Guns are not the cause of that rage. Most of us don’t even see a gun in our entire lives. I find it unlikely that guns were what enraged the man who killed so many at UCC that day. But I do find some of our ubiquitous cultural practices as sources of the rage nearly all of us feel to some degree. Alice Miller carefully researched and described the roots of the nearly universal anguish found in Eurocentric cultures—the authoritarian child-rearing practices we were all raised with. We are taught to over ride our hearts—and our evolutionarily derived instincts—to force babies to accept social isolation, to sleep alone (which most adults don’t do), and to sooth our emotional needs by being as convenient to us as we can make them. This is followed by parenting that presumes children to be anti-social and to feel pressured to “make” them behave by means we would recognize as humiliating and insufferable were we to treat adults that way. She traces the roots of hatred and what Freud inappropriately assumed was an “instinct” urging us to seek death. Such an instinct is nonsensical in an evolutionary context. What Freud accurately described is not an instinct inborn in humans—it is a natural response to intolerable bullying.
Our culture is based on bullying. Why do we call managers at work “boss” except that they are expected to “boss people around”? Tragically, our children bear the brunt of our bullying, and we were all first and foremost, bullied at home. That’s why the anti-bullying campaigns at schools are doomed to fail unless and until we are willing to look ourselves in the face and experience the pain we all had to shunt aside when we were most small and vulnerable. That pain can feel overwhelming and intolerable. That is why we condemn and ostracize the man who lashed out at UCC and tragically ended too many lives (one is too many), because that is the only way we had to deal with our urge to lash out when we were small and helpless and were treated with cruelty rather than the kindness our parents naturally wanted to shower us with.
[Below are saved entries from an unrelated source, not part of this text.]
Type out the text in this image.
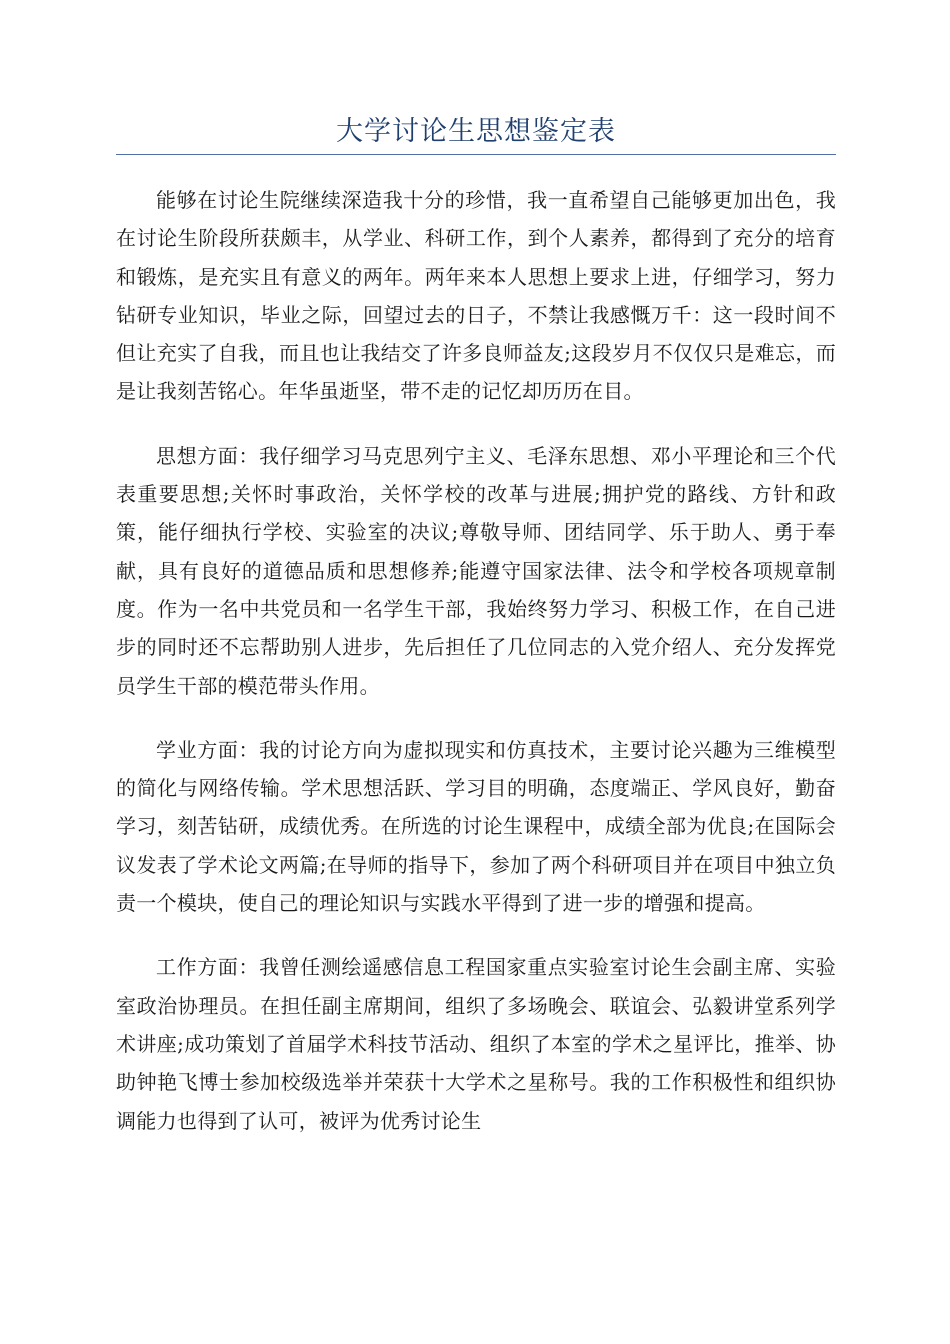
大学讨论生思想鉴定表

能够在讨论生院继续深造我十分的珍惜，我一直希望自己能够更加出色，我在讨论生阶段所获颇丰，从学业、科研工作，到个人素养，都得到了充分的培育和锻炼，是充实且有意义的两年。两年来本人思想上要求上进，仔细学习，努力钻研专业知识，毕业之际，回望过去的日子，不禁让我感慨万千：这一段时间不但让充实了自我，而且也让我结交了许多良师益友;这段岁月不仅仅只是难忘，而是让我刻苦铭心。年华虽逝坚，带不走的记忆却历历在目。

思想方面：我仔细学习马克思列宁主义、毛泽东思想、邓小平理论和三个代表重要思想;关怀时事政治，关怀学校的改革与进展;拥护党的路线、方针和政策，能仔细执行学校、实验室的决议;尊敬导师、团结同学、乐于助人、勇于奉献，具有良好的道德品质和思想修养;能遵守国家法律、法令和学校各项规章制度。作为一名中共党员和一名学生干部，我始终努力学习、积极工作，在自己进步的同时还不忘帮助别人进步，先后担任了几位同志的入党介绍人、充分发挥党员学生干部的模范带头作用。

学业方面：我的讨论方向为虚拟现实和仿真技术，主要讨论兴趣为三维模型的简化与网络传输。学术思想活跃、学习目的明确，态度端正、学风良好，勤奋学习，刻苦钻研，成绩优秀。在所选的讨论生课程中，成绩全部为优良;在国际会议发表了学术论文两篇;在导师的指导下，参加了两个科研项目并在项目中独立负责一个模块，使自己的理论知识与实践水平得到了进一步的增强和提高。

工作方面：我曾任测绘遥感信息工程国家重点实验室讨论生会副主席、实验室政治协理员。在担任副主席期间，组织了多场晚会、联谊会、弘毅讲堂系列学术讲座;成功策划了首届学术科技节活动、组织了本室的学术之星评比，推举、协助钟艳飞博士参加校级选举并荣获十大学术之星称号。我的工作积极性和组织协调能力也得到了认可，被评为优秀讨论生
I am not blaming our parents—I’m blaming our entire culture that blamed and shamed them unless they went against their instincts to love and care, insisting they not “spoil” us and that we be raised with “scientific” (or “godly”) indifference and cruelty instead.
Some will react to what I’m writing with “why do you care about whatever real or imagined pain that evil man was feeling.” My only answer is, because it’s killing us. To stop the killing, we must stop its source.